Patchwork [4,of,9,"] discovery: use a lower level but faster way to retrieve parents

login
register
mail settings
Submitter Pierre-Yves David
Date March 5, 2019, 5:39 p.m.
Message ID <ffd98d208aa7f92e13bf.1551807555@nodosa.octopoid.net>
Download mbox | patch
Permalink /patch/39083/
State Accepted
Headers show

Comments

Pierre-Yves David - March 5, 2019, 5:39 p.m.
# HG changeset patch
# User Pierre-Yves David <pierre-yves.david@octobus.net>
# Date 1551311787 -3600
#      Thu Feb 28 00:56:27 2019 +0100
# Node ID ffd98d208aa7f92e13bf233b6d752cd2d292ebbe
# Parent  82035c1d714f8f3911632ea1271002745fc620f4
# EXP-Topic discovery-speedup
# Available At https://bitbucket.org/octobus/mercurial-devel/
#              hg pull https://bitbucket.org/octobus/mercurial-devel/ -r ffd98d208aa7
discovery: use a lower level but faster way to retrieve parents

We already know that no revision in the undecided set are filtered, so we can
skip multiple checks and directly access lower level data.
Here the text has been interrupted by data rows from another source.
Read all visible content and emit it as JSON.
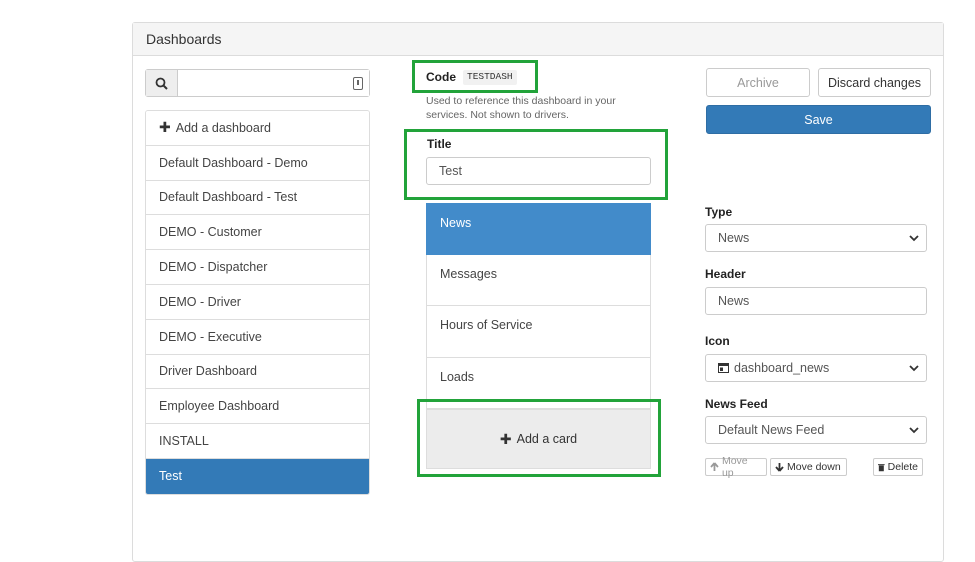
{
  "panel": {
    "title": "Dashboards"
  },
  "search": {
    "value": "",
    "placeholder": ""
  },
  "sidebar": {
    "add_label": "Add a dashboard",
    "items": [
      {
        "label": "Default Dashboard - Demo"
      },
      {
        "label": "Default Dashboard - Test"
      },
      {
        "label": "DEMO - Customer"
      },
      {
        "label": "DEMO - Dispatcher"
      },
      {
        "label": "DEMO - Driver"
      },
      {
        "label": "DEMO - Executive"
      },
      {
        "label": "Driver Dashboard"
      },
      {
        "label": "Employee Dashboard"
      },
      {
        "label": "INSTALL"
      },
      {
        "label": "Test",
        "active": true
      }
    ]
  },
  "editor": {
    "code_label": "Code",
    "code_value": "TESTDASH",
    "code_help": "Used to reference this dashboard in your services. Not shown to drivers.",
    "title_label": "Title",
    "title_value": "Test",
    "cards": [
      {
        "label": "News",
        "active": true
      },
      {
        "label": "Messages"
      },
      {
        "label": "Hours of Service"
      },
      {
        "label": "Loads"
      }
    ],
    "add_card_label": "Add a card"
  },
  "actions": {
    "archive_label": "Archive",
    "discard_label": "Discard changes",
    "save_label": "Save"
  },
  "card_settings": {
    "type_label": "Type",
    "type_value": "News",
    "header_label": "Header",
    "header_value": "News",
    "icon_label": "Icon",
    "icon_value": "dashboard_news",
    "feed_label": "News Feed",
    "feed_value": "Default News Feed",
    "move_up_label": "Move up",
    "move_down_label": "Move down",
    "delete_label": "Delete"
  },
  "colors": {
    "highlight": "#22a33a",
    "accent": "#337ab7"
  }
}
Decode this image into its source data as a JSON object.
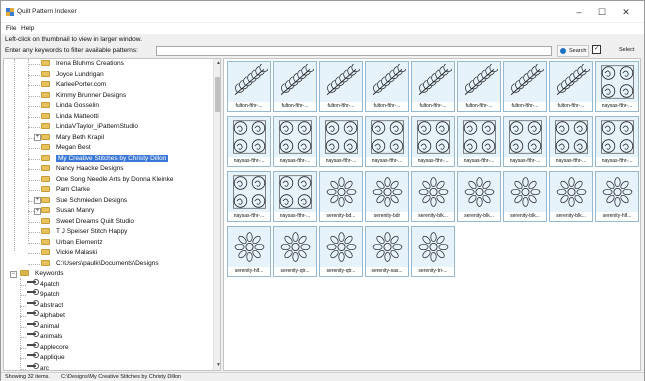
{
  "window": {
    "title": "Quilt Pattern Indexer",
    "controls": {
      "minimize": "–",
      "maximize": "☐",
      "close": "✕"
    }
  },
  "menu": [
    "File",
    "Help"
  ],
  "hint": "Left-click on thumbnail to view in larger window.",
  "filter": {
    "label": "Enter any keywords to filter available patterns:",
    "value": "",
    "search_label": "Search",
    "select_label": "Select",
    "select_checked": true
  },
  "tree": {
    "designers": [
      "Irena Bluhms Creations",
      "Joyce Lundrigan",
      "KarleePorter.com",
      "Kimmy Brunner Designs",
      "Linda Gosselin",
      "Linda Matteotti",
      "LindaVTaylor_iPatternStudio",
      "Mary Beth Krapil",
      "Megan Best",
      "My Creative Stitches by Christy Dillon",
      "Nancy Haacke Designs",
      "One Song Needle Arts by Donna Kleinke",
      "Pam Clarke",
      "Sue Schmieden Designs",
      "Susan Manry",
      "Sweet Dreams Quilt Studio",
      "T J Speiser Stitch Happy",
      "Urban Elementz",
      "Vickie Malaski"
    ],
    "expandable": [
      "Mary Beth Krapil",
      "Sue Schmieden Designs",
      "Susan Manry"
    ],
    "selected": "My Creative Stitches by Christy Dillon",
    "root_path": "C:\\Users\\paulk\\Documents\\Designs",
    "keywords_label": "Keywords",
    "keywords": [
      "4patch",
      "9patch",
      "abstract",
      "alphabet",
      "animal",
      "animals",
      "applecore",
      "applique",
      "arc"
    ]
  },
  "thumbnails": [
    "fulton-fthr-...",
    "fulton-fthr-...",
    "fulton-fthr-...",
    "fulton-fthr-...",
    "fulton-fthr-...",
    "fulton-fthr-...",
    "fulton-fthr-...",
    "fulton-fthr-...",
    "naysas-fthr-...",
    "naysas-fthr-...",
    "naysas-fthr-...",
    "naysas-fthr-...",
    "naysas-fthr-...",
    "naysas-fthr-...",
    "naysas-fthr-...",
    "naysas-fthr-...",
    "naysas-fthr-...",
    "naysas-fthr-...",
    "naysas-fthr-...",
    "naysas-fthr-...",
    "serenity-bd...",
    "serenity-bdr",
    "serenity-blk...",
    "serenity-blk...",
    "serenity-blk...",
    "serenity-blk...",
    "serenity-hlf...",
    "serenity-hlf...",
    "serenity-qtr...",
    "serenity-qtr...",
    "serenity-sas...",
    "serenity-tri-..."
  ],
  "status": {
    "count": "Showing 32 items.",
    "path": "C:\\Designs\\My Creative Stitches by Christy Dillon"
  },
  "colors": {
    "selection": "#3a78d8",
    "thumb_bg": "#e6f3fb",
    "thumb_border": "#98b8cf",
    "folder": "#e8c25f"
  }
}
In a private pathological case, this improves the timing from about 70 seconds
to about 50 seconds. There are other actions to be taken to improve that case,
however this gives an idea of the general overhead.
Yuya Nishihara - March 6, 2019, 8:35 p.m.
On Tue, 05 Mar 2019 18:39:15 +0100, Pierre-Yves David wrote:
> # HG changeset patch
> # User Pierre-Yves David <pierre-yves.david@octobus.net>
> # Date 1551311787 -3600
> #      Thu Feb 28 00:56:27 2019 +0100
> # Node ID ffd98d208aa7f92e13bf233b6d752cd2d292ebbe
> # Parent  82035c1d714f8f3911632ea1271002745fc620f4
> # EXP-Topic discovery-speedup
> # Available At https://bitbucket.org/octobus/mercurial-devel/
> #              hg pull https://bitbucket.org/octobus/mercurial-devel/ -r ffd98d208aa7
> discovery: use a lower level but faster way to retrieve parents

> diff --git a/mercurial/setdiscovery.py b/mercurial/setdiscovery.py
> --- a/mercurial/setdiscovery.py
> +++ b/mercurial/setdiscovery.py
> @@ -165,6 +165,12 @@ class partialdiscovery(object):
>          # common.bases and all its ancestors
>          return self._common.basesheads()
>  
> +    def _parentsgetter(self):
> +        getrev = self._repo.changelog.index.__getitem__
> +        def getparents(r):
> +            return getrev(r)[5:6]
> +        return getparents

Queued, but it's probably better to use revlog._uncheckedparentrevs() than
peeking a raw index entry. Can you send a follow up?
Pierre-Yves David - March 7, 2019, 12:21 p.m.
On 3/6/19 9:35 PM, Yuya Nishihara wrote:
> On Tue, 05 Mar 2019 18:39:15 +0100, Pierre-Yves David wrote:
>> # HG changeset patch
>> # User Pierre-Yves David <pierre-yves.david@octobus.net>
>> # Date 1551311787 -3600
>> #      Thu Feb 28 00:56:27 2019 +0100
>> # Node ID ffd98d208aa7f92e13bf233b6d752cd2d292ebbe
>> # Parent  82035c1d714f8f3911632ea1271002745fc620f4
>> # EXP-Topic discovery-speedup
>> # Available At https://bitbucket.org/octobus/mercurial-devel/
>> #              hg pull https://bitbucket.org/octobus/mercurial-devel/ -r ffd98d208aa7
>> discovery: use a lower level but faster way to retrieve parents
> 
>> diff --git a/mercurial/setdiscovery.py b/mercurial/setdiscovery.py
>> --- a/mercurial/setdiscovery.py
>> +++ b/mercurial/setdiscovery.py
>> @@ -165,6 +165,12 @@ class partialdiscovery(object):
>>           # common.bases and all its ancestors
>>           return self._common.basesheads()
>>   
>> +    def _parentsgetter(self):
>> +        getrev = self._repo.changelog.index.__getitem__
>> +        def getparents(r):
>> +            return getrev(r)[5:6]
>> +        return getparents
> 
> Queued, but it's probably better to use revlog._uncheckedparentrevs() than
> peeking a raw index entry. Can you send a follow up?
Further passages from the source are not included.